While the site is primarily static assets, Netlify serverless functions enhance the site with dynamic capabilities. UW Health fetches live data from lots of third-party sources, like Contentful, Coveo, and PubMed.

They’ve also built some of their own serverless functions, which are coded in JavaScript and added to the project’s `/function` folder. One custom serverless function behind one of their builds catches any not found URLs, and finds a potential match from the list of 15,000 old paths. Another enables content editors to proxy directly from Contentful, which allows them to publish redirects as a piece of content. This frequently happens in the case of vanity URLs needed for marketing or communications. The dev team then uses a serverless function on the backend to connect the client-side JavaScript that needs to be fetched upon site load.

Treat Content as Data

One of the biggest changes to the UW Health site is how they think about their relational data. Their “Find a Doctor” database helps connect patients to thousands of providers, each associated with specialized conditions and locations. This is highly relational data that used to be housed in SQL Server. It was easy enough to access the SQL data, but hard to relate it to frontend web content.

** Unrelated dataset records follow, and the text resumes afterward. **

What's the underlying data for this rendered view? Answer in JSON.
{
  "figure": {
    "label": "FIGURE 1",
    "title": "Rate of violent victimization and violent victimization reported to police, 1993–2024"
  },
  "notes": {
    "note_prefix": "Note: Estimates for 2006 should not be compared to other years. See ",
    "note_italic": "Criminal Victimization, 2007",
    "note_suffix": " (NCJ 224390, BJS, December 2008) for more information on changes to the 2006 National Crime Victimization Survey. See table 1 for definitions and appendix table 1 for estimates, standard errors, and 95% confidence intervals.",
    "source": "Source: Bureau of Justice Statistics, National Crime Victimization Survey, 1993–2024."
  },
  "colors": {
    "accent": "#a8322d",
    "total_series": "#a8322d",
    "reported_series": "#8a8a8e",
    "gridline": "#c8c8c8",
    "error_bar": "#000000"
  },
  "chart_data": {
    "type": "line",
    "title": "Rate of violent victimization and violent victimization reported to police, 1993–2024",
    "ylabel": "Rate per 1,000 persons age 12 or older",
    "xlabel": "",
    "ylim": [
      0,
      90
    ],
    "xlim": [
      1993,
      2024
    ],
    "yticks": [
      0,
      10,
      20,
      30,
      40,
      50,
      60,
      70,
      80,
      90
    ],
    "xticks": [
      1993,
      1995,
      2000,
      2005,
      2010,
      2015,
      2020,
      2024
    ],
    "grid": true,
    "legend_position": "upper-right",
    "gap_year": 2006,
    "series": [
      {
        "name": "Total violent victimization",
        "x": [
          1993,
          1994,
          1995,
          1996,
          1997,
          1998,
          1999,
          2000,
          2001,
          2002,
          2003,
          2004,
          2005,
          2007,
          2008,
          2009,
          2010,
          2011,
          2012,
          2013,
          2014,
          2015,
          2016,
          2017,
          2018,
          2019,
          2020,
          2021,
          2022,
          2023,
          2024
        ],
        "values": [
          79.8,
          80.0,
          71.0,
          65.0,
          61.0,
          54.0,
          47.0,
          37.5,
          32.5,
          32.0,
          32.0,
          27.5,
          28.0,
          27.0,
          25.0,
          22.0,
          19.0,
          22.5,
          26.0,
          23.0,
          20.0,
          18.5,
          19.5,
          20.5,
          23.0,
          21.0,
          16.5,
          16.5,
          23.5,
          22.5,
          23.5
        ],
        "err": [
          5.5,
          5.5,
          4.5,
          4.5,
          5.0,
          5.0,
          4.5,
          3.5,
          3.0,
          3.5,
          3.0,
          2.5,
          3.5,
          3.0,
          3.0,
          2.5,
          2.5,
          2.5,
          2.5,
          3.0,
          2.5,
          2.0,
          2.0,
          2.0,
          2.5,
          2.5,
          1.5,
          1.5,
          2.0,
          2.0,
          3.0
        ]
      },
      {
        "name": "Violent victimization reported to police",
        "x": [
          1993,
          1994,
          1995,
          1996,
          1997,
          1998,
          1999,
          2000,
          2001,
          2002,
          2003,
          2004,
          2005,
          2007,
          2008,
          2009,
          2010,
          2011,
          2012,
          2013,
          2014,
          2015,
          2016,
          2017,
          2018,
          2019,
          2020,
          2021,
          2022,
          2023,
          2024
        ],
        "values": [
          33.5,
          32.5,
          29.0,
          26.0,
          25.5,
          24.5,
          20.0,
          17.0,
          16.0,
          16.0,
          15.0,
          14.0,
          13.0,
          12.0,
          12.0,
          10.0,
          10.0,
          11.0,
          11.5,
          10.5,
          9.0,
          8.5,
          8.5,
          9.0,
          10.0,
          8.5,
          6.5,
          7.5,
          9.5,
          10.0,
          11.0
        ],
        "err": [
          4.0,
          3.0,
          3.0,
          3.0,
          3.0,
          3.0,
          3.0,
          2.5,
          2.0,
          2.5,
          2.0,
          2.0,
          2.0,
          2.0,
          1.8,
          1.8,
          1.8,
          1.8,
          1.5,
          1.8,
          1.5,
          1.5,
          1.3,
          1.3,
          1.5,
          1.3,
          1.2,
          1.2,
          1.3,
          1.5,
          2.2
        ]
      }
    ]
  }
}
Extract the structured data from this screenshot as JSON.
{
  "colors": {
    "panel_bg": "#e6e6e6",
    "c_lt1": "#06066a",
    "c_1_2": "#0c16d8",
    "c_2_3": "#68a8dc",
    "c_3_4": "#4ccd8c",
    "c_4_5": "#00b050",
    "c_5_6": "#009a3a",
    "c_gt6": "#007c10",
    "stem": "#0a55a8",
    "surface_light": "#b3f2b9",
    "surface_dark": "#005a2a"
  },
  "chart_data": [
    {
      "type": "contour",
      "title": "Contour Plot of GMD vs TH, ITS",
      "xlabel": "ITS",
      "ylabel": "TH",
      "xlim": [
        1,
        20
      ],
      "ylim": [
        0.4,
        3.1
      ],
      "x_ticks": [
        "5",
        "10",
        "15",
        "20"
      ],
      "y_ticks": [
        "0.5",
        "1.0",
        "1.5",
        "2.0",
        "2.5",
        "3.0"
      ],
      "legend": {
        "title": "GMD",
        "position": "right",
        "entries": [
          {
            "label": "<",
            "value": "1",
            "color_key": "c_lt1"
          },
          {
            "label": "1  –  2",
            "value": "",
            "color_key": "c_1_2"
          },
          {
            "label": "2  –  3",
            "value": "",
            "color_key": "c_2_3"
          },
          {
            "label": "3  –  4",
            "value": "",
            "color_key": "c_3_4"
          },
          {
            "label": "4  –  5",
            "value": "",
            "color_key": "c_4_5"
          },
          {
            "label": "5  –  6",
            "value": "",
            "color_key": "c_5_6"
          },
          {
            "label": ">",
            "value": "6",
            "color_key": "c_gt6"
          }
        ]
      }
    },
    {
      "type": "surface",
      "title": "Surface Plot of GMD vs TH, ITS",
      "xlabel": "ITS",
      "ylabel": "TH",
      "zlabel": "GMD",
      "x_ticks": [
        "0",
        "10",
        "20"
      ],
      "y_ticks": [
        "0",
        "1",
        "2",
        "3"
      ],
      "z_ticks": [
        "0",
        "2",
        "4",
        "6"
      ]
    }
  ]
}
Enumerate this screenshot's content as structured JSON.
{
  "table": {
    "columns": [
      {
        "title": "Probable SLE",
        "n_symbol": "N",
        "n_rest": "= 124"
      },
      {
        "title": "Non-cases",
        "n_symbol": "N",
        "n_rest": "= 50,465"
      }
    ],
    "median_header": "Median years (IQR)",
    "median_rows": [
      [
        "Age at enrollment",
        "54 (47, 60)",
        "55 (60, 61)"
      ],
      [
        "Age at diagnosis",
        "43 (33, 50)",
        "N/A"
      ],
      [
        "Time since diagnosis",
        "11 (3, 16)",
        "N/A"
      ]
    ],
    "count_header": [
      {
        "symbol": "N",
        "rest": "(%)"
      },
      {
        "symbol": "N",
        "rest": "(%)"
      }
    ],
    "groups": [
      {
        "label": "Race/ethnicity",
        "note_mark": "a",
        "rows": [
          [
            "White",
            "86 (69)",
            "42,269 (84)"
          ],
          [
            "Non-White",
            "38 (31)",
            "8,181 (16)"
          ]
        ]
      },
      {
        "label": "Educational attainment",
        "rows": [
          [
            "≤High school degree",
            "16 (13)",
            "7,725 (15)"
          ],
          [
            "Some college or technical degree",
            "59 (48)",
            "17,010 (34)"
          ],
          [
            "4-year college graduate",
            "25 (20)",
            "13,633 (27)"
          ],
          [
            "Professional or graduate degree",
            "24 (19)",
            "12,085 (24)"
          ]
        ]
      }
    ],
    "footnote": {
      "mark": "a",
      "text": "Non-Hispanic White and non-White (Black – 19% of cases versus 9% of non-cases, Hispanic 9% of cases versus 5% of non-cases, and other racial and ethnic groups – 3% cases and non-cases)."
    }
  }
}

The team realized they could take all their existing data about providers and create it as content in Contentful. They then built a solution in which they leverage their search platform, Coveo, almost as a data layer.

The solution they built is essentially a UI extension. It performs queries on content, stores them, and then a microservice allows all the content in Contentful to be packaged up in a way that Coveo can index and consume. Then, those saved queries generate content either on the client side or at build time. Not only does this make the site faster, but it also makes managing the data on the backend easier.

Migration Results

Here’s an overview of the results UW Health is seeing after the migration:

  • 1 monorepo with 85 components
  • 19 Netlify sites with 3 in production
  • 30,000+ static pages with 6 external data sources
  • 7-minute build times (with the intention to reduce that by 2 minutes with a future caching layer)
  • usage of 4 Build Plugins
  • 10 serverless functions used with 15,000 redirects
  • 7 web team members
  • 20 marketing team members

One effect of the migration that’s hard to quantify: the team’s ability to work together. The new architecture is allowing the team to rally around a new set of tools and a new way of developing. Developers used to be off working on their own app, and there wasn’t unity. Now, says Morris, it’s all hands on deck. Thanks to the help of Last Rev, the UW Health team is empowered to stretch themselves to keep up with newer technologies and the Jamstack ecosystem. With the new architecture in place they’re looking forward to seeing what else they can do.